SoLē Mia Miami, between Northeast 139th Street and Northeast 151st Streets, is a 183-acre master-planned community located on one of the largest remaining undeveloped parcels in South Florida east of Biscayne Boulevard. The massive project, zoned for 4,400 residential units, is also expected to feature a dine-in movie theater, high-end bowling and entertainment venue, 37 acres of community parks and recreation, upscale shopping and dining, commercial office space, as well as other amenities.
Biscayne Landing languished for many years after an attempt to develop it fell apart early last decade. Developer Michael Swerdlow sold his stake in the mixed-use project to Boca Developers in 2005. The company was not able to get the project started before the real estate and financial markets collapsed. Swerdlow helped revive the development in 2012, forming a partnership with LeFrak to build the master-planned project over a 16-year span. LeFrak brought in Turnberry Associates earlier this year.
Crystal Lagoons’ technology uses disinfection pulses that allow using up to 100 times less chemicals than swimming pools, and also uses an ultrasonic filtration system that allows using up to 50 times less energy than for conventional filtration systems. Uri Man, CEO of Crystal Lagoons US Corp. said the technology allows for the construction and maintenance of unlimited-size lagoons. The beachfront and blue water create a venue for swimming, kayaking, paddle boarding, sailing and windsurfing, he said.
“We’re revitalizing real estate development. Now, you can create your own location,” Man told TRD. “Our lagoons are really transforming the lifestyle of these communities with access to the beach.”
The lagoons at SoLē Mia will be anywhere from six to 12 feet deep, he said.
“Our lagoons provide real estate developments with substantial quantifiable benefits such as increases in pricing, sales velocity, higher rents and in many cases the lagoons are being used to transform otherwise non-viable development sites into viable development sites,” Man said.
The first Crystal Lagoon was built 17 years ago in Chile at San Alfonso del Mar. Patented in 160 countries, Crystal Lagoons currently has a portfolio of more than 300 projects in 60 countries worldwide including the United States, Saudi Arabia, Indonesia, Egypt, Singapore, Thailand, Brazil, Mexico, Argentina, Peru, Paraguay, Uruguay and Colombia.

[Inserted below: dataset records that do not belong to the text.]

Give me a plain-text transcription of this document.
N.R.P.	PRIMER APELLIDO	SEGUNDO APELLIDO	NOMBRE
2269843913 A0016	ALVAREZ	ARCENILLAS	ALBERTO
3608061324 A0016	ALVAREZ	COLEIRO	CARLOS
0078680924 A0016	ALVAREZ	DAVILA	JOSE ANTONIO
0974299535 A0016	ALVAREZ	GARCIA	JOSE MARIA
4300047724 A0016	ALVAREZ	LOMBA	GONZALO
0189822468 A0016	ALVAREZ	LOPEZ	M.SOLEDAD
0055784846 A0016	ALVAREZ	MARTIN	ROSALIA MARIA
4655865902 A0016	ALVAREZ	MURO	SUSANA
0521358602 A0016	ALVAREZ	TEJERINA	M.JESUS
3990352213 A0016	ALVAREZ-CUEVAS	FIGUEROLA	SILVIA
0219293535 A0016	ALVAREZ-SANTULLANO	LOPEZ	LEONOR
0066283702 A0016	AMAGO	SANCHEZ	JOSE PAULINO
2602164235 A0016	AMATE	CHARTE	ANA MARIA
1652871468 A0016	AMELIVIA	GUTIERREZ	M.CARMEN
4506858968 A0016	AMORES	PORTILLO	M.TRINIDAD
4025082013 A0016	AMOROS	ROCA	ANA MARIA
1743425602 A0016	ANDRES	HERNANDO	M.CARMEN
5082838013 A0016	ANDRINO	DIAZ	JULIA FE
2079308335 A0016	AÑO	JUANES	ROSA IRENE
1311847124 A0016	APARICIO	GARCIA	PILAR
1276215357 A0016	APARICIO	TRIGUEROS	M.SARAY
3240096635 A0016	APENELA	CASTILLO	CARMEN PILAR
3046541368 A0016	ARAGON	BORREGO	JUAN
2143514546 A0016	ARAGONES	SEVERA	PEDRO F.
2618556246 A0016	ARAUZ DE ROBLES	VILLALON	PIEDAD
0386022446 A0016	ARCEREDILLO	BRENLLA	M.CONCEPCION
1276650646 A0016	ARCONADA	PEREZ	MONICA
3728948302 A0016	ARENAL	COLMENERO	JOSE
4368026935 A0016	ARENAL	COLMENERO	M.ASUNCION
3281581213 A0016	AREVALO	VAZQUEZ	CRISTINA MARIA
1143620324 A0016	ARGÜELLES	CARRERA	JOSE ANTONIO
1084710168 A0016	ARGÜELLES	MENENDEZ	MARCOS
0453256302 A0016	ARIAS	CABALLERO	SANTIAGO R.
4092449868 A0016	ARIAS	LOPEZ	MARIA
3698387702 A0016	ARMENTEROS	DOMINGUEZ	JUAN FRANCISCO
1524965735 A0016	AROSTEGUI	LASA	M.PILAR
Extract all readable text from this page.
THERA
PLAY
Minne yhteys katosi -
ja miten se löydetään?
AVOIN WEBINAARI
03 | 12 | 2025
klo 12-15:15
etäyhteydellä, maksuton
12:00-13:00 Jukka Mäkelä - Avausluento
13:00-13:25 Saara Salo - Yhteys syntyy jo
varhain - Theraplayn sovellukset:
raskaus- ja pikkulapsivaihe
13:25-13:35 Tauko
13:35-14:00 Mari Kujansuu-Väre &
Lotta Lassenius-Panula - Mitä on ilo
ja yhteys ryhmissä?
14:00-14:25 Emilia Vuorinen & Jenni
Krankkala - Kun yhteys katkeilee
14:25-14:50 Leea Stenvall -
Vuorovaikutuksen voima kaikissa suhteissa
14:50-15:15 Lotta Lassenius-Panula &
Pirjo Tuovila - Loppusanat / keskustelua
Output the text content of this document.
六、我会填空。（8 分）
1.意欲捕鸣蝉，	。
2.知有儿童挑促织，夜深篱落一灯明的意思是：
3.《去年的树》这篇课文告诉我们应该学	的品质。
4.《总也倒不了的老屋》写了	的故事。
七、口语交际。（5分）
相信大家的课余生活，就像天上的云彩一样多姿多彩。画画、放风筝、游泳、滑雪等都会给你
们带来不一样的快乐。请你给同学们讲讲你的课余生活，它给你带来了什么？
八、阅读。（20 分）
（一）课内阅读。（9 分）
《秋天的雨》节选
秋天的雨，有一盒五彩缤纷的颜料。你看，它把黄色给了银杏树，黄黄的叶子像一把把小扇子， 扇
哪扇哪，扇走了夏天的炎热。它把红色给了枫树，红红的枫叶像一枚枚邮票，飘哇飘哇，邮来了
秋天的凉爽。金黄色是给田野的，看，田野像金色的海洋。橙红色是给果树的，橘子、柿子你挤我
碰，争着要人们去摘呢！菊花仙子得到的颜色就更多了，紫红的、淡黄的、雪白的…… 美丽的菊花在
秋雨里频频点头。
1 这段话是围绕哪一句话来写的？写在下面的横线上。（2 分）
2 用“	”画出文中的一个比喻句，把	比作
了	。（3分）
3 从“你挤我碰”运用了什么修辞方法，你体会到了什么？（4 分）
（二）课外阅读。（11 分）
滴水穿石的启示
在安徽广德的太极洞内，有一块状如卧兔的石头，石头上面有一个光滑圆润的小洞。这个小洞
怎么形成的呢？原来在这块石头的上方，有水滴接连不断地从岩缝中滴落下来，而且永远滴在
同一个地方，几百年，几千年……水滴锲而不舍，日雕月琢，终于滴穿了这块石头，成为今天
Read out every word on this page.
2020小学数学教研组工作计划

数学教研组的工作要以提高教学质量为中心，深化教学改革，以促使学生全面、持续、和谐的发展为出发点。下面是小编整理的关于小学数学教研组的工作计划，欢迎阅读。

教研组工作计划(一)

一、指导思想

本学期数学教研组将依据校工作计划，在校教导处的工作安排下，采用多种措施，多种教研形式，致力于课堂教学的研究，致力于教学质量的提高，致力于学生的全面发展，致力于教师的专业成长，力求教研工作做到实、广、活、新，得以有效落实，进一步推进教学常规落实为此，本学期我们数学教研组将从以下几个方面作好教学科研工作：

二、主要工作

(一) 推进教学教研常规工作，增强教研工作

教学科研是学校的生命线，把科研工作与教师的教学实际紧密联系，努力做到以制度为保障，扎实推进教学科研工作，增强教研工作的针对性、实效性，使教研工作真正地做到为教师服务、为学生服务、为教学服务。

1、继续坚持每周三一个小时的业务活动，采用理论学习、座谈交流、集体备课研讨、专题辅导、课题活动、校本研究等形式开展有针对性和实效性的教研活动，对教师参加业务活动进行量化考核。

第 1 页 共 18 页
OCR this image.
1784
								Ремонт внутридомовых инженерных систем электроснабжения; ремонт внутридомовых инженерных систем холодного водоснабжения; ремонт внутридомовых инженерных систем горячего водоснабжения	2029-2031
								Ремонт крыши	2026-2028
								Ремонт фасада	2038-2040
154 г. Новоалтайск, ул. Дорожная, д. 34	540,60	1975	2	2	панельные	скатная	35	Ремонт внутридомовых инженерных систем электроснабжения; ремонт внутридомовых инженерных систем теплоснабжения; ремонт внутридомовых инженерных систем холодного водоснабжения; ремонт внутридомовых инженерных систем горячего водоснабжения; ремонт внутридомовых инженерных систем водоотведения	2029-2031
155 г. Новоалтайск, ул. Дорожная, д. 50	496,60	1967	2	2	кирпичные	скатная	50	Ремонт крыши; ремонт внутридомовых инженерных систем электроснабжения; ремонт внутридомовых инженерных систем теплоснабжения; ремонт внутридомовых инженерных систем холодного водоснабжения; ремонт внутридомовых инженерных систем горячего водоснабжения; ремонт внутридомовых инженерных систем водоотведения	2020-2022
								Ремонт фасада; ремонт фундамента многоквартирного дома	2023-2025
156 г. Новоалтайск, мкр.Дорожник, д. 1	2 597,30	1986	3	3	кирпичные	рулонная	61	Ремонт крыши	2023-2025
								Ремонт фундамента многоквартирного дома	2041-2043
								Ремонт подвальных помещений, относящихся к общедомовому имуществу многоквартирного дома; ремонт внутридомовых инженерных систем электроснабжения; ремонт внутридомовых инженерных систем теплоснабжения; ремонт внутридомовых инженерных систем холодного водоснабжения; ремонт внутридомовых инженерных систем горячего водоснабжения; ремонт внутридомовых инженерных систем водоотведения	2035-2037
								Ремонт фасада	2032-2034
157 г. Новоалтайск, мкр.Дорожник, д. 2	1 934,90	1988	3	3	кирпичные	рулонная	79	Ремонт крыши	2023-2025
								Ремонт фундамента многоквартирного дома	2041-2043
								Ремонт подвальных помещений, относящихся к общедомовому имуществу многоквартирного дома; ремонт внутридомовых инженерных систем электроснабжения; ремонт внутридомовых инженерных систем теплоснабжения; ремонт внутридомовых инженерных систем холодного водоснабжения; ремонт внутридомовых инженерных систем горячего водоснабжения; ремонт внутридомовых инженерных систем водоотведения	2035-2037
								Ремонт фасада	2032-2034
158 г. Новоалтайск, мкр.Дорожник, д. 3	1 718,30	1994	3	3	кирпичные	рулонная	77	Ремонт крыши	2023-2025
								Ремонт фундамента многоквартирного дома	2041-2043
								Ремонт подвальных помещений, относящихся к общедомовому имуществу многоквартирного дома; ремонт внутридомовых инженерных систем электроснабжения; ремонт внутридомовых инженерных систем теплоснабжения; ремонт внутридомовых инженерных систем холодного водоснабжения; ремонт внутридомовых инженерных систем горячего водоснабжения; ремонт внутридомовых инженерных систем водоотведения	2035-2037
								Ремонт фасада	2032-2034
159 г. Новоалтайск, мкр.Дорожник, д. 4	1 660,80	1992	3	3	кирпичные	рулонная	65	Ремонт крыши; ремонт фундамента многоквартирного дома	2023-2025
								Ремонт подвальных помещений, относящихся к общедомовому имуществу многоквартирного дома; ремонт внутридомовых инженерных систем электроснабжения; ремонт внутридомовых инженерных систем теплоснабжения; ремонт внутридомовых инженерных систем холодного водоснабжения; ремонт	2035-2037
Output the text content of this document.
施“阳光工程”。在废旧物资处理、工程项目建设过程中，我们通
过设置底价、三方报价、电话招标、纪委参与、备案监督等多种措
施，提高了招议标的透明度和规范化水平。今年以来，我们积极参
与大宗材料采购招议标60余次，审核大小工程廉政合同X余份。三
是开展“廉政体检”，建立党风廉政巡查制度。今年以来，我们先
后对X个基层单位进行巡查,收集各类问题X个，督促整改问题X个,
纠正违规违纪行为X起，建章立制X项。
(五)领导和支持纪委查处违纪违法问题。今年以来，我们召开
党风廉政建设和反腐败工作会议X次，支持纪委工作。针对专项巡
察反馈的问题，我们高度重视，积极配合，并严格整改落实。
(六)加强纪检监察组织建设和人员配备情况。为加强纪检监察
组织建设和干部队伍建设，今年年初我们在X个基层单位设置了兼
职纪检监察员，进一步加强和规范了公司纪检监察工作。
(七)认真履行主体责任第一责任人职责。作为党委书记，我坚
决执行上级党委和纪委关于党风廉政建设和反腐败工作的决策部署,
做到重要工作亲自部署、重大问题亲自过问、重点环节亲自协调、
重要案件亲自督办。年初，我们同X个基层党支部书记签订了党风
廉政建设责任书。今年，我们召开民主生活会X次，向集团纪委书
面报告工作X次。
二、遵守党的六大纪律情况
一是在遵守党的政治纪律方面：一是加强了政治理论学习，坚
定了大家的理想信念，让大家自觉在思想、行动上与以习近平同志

The SoLē Mia Miami project follows the lagoon company’s recently announced U.S. projects including partnerships with real estate developers such as Tavistock Development Group in Orlando, Metro Development Group in Tampa, and more projects planned for Texas, Arizona, California, Nevada, and Hawaii. The company said it has 35 projects in negotiation in the United States, valued at $20 billion.
Katherine Kallergis contributed reporting.